Sopot (Bulgarian: Сопот) is a city in central Bulgaria, in Plovdiv Oblast, and the administrative center of the Sopot Municipality. Sopot is located 136 km east of the Bulgarian capital, Sofia, 63 km north of Plovdiv, 61 km south of Troyan, and 5 km west of Karlov. The city lies at the foot of the Balkan Troyan (central Stara Planina), in the fertile Karlovskaya Basin, which forms the western part of the famous Rose Valley. Near Sopot is the starting point of the longest chairlift in the Balkans.

- Culture. In 1992, Bulgaria’s first private television station (“TBC”) was established in Sopot. It broadcasts news, music, and its own films, which have won awards at national and international film festivals.

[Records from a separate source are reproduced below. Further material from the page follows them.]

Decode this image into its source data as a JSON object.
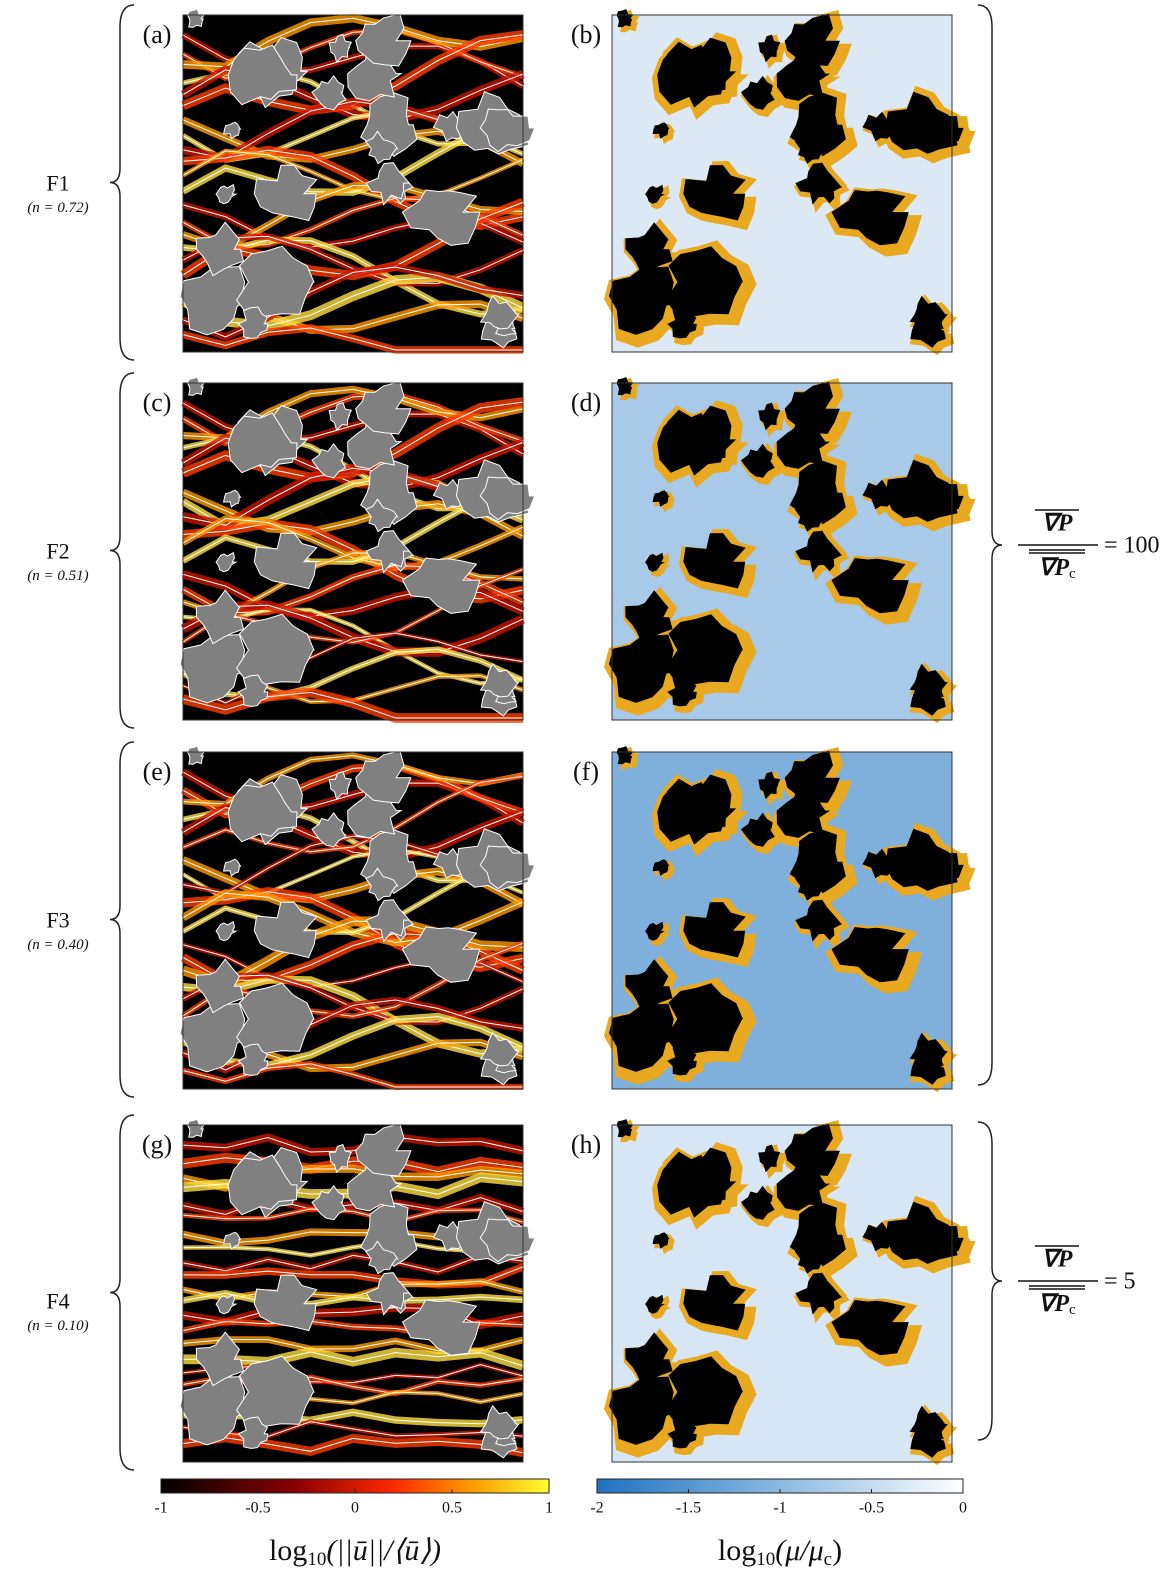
{
  "rows": [
    {
      "name": "F1",
      "n_label": "(n = 0.72)",
      "left_panel": "(a)",
      "right_panel": "(b)"
    },
    {
      "name": "F2",
      "n_label": "(n = 0.51)",
      "left_panel": "(c)",
      "right_panel": "(d)"
    },
    {
      "name": "F3",
      "n_label": "(n = 0.40)",
      "left_panel": "(e)",
      "right_panel": "(f)"
    },
    {
      "name": "F4",
      "n_label": "(n = 0.10)",
      "left_panel": "(g)",
      "right_panel": "(h)"
    }
  ],
  "pressure_labels": [
    {
      "numerator": "∇P",
      "denominator": "∇P",
      "denominator_subscript": "c",
      "relation": "= 100"
    },
    {
      "numerator": "∇P",
      "denominator": "∇P",
      "denominator_subscript": "c",
      "relation": "= 5"
    }
  ],
  "colorbars": [
    {
      "lim": [
        -1,
        1
      ],
      "ticks": [
        -1,
        -0.5,
        0,
        0.5,
        1
      ],
      "label": {
        "func": "log",
        "subscript": "10",
        "argument": "(||ū||/⟨ū⟩)"
      }
    },
    {
      "lim": [
        -2,
        0
      ],
      "ticks": [
        -2,
        -1.5,
        -1,
        -0.5,
        0
      ],
      "label": {
        "func": "log",
        "subscript": "10",
        "argument": "(μ/μ"
      },
      "label_subscript": "c",
      "label_close": ")"
    }
  ]
}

- Women’s monastery “The Presentation of the Blessed Virgin Mary” (Bulgarian: Въведение Богородично).
- Ivan Vazov’s family home, which now houses a museum of the writer. Ivan Minchev Vazov (Bulgarian: Иван Минчов Вазов; born June 27?/July 9, 1850 in Sopot, Bulgaria; died September 22, 1921 in Sofia) was a Bulgarian writer, poet, playwright, historian, and politician, brother of General Georgi Vazov. He is considered one of the most important creators of modern Bulgarian literature.


- Monastery “Holy Savior” (Bulgarian: Свети Спас).
- Anevsko fortress from the 13th–14th centuries (Bulgarian: Аневско кале).

- Sports. Since the 1980s, Sopot has been developing as a hang gliding center, and since the early 21st century, it has also become the center of paragliding in Bulgaria.